Onyx wins Best in KLAS.

By Mark Scrimshire, Chief Interoperability Officer, Onyx; Co-Chair, HL7 Financial Management Work Group; active contributor to WEDI

The FHIR community is buzzing about the upcoming FHIR R6 release — and with good reason. It’s a major milestone that’s already generating thoughtful discussion across the industry, including a recent post by Darren Devitt who offered an excellent overview of what’s changing and why it matters.

For those of us focused on U.S. implementation, particularly payers working toward US Core 6.1.0 and the CMS-0057 Prior Authorization Rule, the question isn’t whether R6 is important — it’s what to do about it right now.

My short answer: Relax. Stay focused on R4. Stay focused on implementing US Core 6.1.0, PDex 2.1.0, CARIN Blue Button 2.1.0, and Da Vinci CRD, DTR and PAS Implementation Guides.

FHIR R6 is likely to go through to 2 or 3 ballots before it reaches a normative status. Even then, in the US market, at least, the issue will be the Implementation Guides you will be required to implement as a result of Federal regulation.

FHIR Implementation is driven by the Implementation Guide and not the base specification

If you take a look at US Core roadmap that has been laid out for the transition of US Core to providing FHIR R6 support it is still dependent on the ASTP/ONC specification advancement process that is then committed into regulation.  
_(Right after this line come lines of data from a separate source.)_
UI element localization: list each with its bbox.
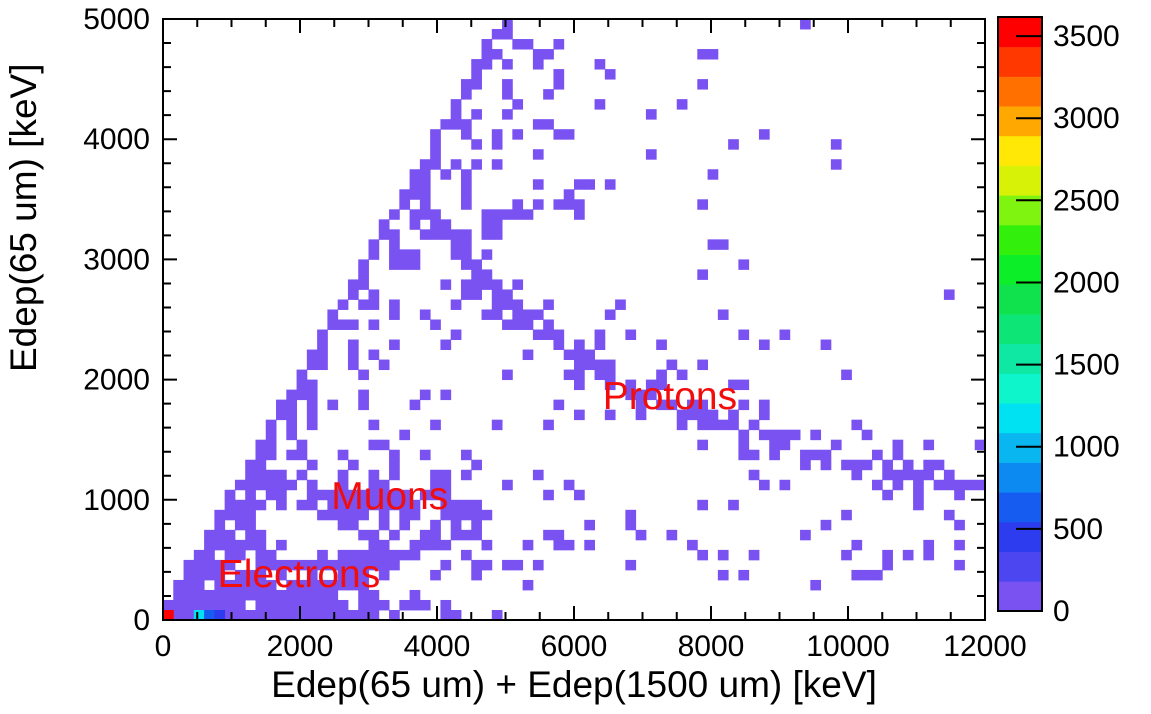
bins-layer — [163, 19, 986, 621]
colorbar-labels: 0 500 1000 1500 2000 2500 3000 3500 — [1053, 20, 1120, 628]
y-axis-title: Edep(65 um) [keV] — [3, 63, 44, 372]
hot-bins-layer — [163, 609, 226, 621]
y-tick-label: 5000 — [83, 3, 150, 36]
y-tick-label: 4000 — [83, 123, 150, 156]
colorbar-tick-label: 2500 — [1053, 184, 1120, 217]
colorbar-ticks — [1016, 35, 1042, 612]
annotation-protons: Protons — [602, 375, 738, 419]
colorbar-tick-label: 3000 — [1053, 102, 1120, 135]
x-tick-label: 0 — [155, 630, 172, 663]
x-axis-title: Edep(65 um) + Edep(1500 um) [keV] — [271, 664, 877, 705]
colorbar-tick-label: 3500 — [1053, 20, 1120, 53]
x-tick-label: 2000 — [267, 630, 334, 663]
annotation-muons: Muons — [331, 474, 449, 518]
plot-frame — [162, 18, 986, 621]
y-tick-labels: 0 1000 2000 3000 4000 5000 — [83, 3, 150, 637]
x-tick-label: 10000 — [806, 630, 889, 663]
colorbar-tick-label: 1000 — [1053, 431, 1120, 464]
colorbar — [997, 16, 1043, 612]
y-tick-label: 3000 — [83, 243, 150, 276]
colorbar-tick-label: 1500 — [1053, 349, 1120, 382]
x-tick-labels: 0 2000 4000 6000 8000 10000 12000 — [155, 630, 1027, 663]
x-tick-label: 8000 — [678, 630, 745, 663]
colorbar-tick-label: 0 — [1053, 595, 1070, 628]
axis-ticks — [162, 18, 986, 621]
x-tick-label: 6000 — [541, 630, 608, 663]
annotation-electrons: Electrons — [217, 552, 381, 596]
y-tick-label: 0 — [133, 604, 150, 637]
x-tick-label: 12000 — [943, 630, 1026, 663]
colorbar-tick-label: 500 — [1053, 513, 1103, 546]
colorbar-tick-label: 2000 — [1053, 267, 1120, 300]
y-tick-label: 2000 — [83, 364, 150, 397]
y-tick-label: 1000 — [83, 484, 150, 517]
x-tick-label: 4000 — [404, 630, 471, 663]
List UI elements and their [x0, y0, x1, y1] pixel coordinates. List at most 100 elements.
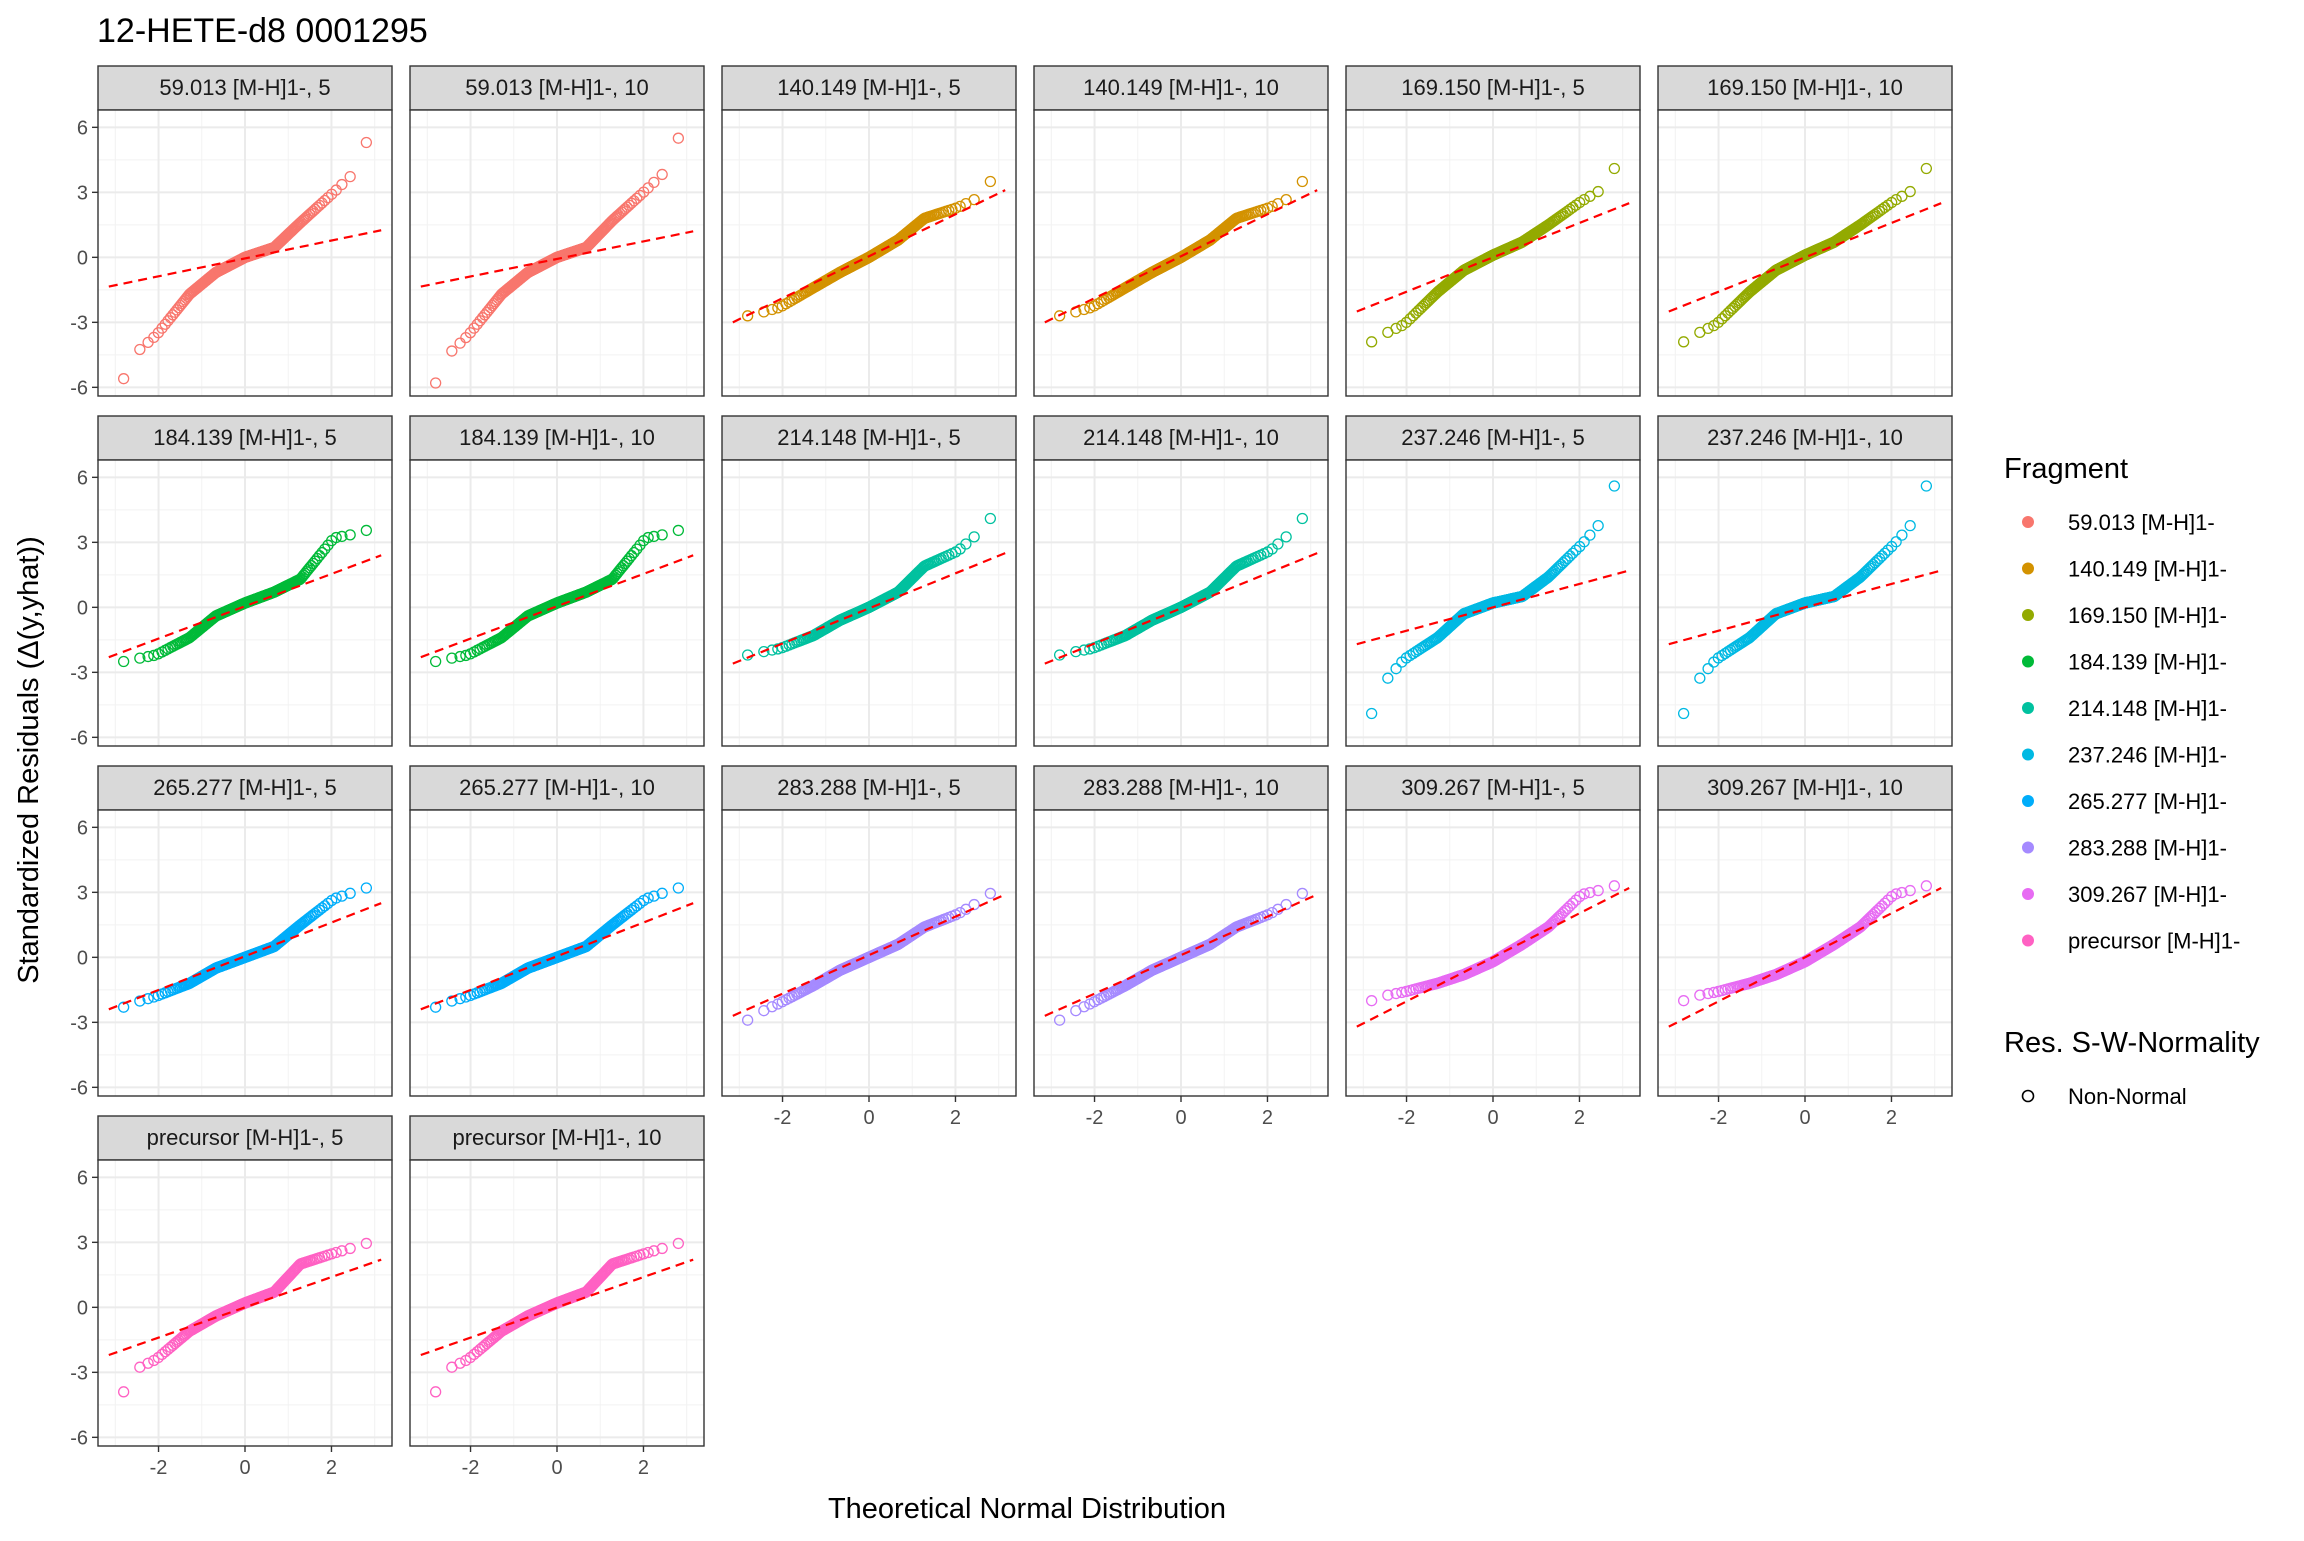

In January 2026. The USA healthcare community shifts to supporting US Core  6.1.0 as the new baseline. The Argonaut community is looking at how to manage the transition. It will take time and R4 support will continue for a number of years.

This document by Eric Hass is well worth a read. It lays out the approach that the community is taking to advancing USCDI and US Core and the transition from R4 to R6.

For implementers the signal to watch for will be when ASTP/ONC issues adopts a version of US core that is built on R6. As of now that is not likely to happen until 2027 at the earliest and then there is typically a 1-2 year delay before community adoption is enforced.

So for US implementers the advice is; stay focused. Get the current versions implemented, but stay involved in the Argonaut and Da Vinci Communities to track any late breaking changes to the Implementation guides that are pointed to by regulation. The objective here is to implement the versions of IGs that work, rather than the versions specified in regulation. What do I mean by that?

CMS Regulation provides the flexibility to adopt newer versions of IGs than are cited in regulation. The Da Vinci community is continually refining and incorporating input from the community  of implementers that improves the implementability of the IGs. The objective is to achieve interoperability and not to check a box on compliance requirements. 

So Relax. Keep Implementing. Interoperability requires collaboration and community. Let’s work together to make this work.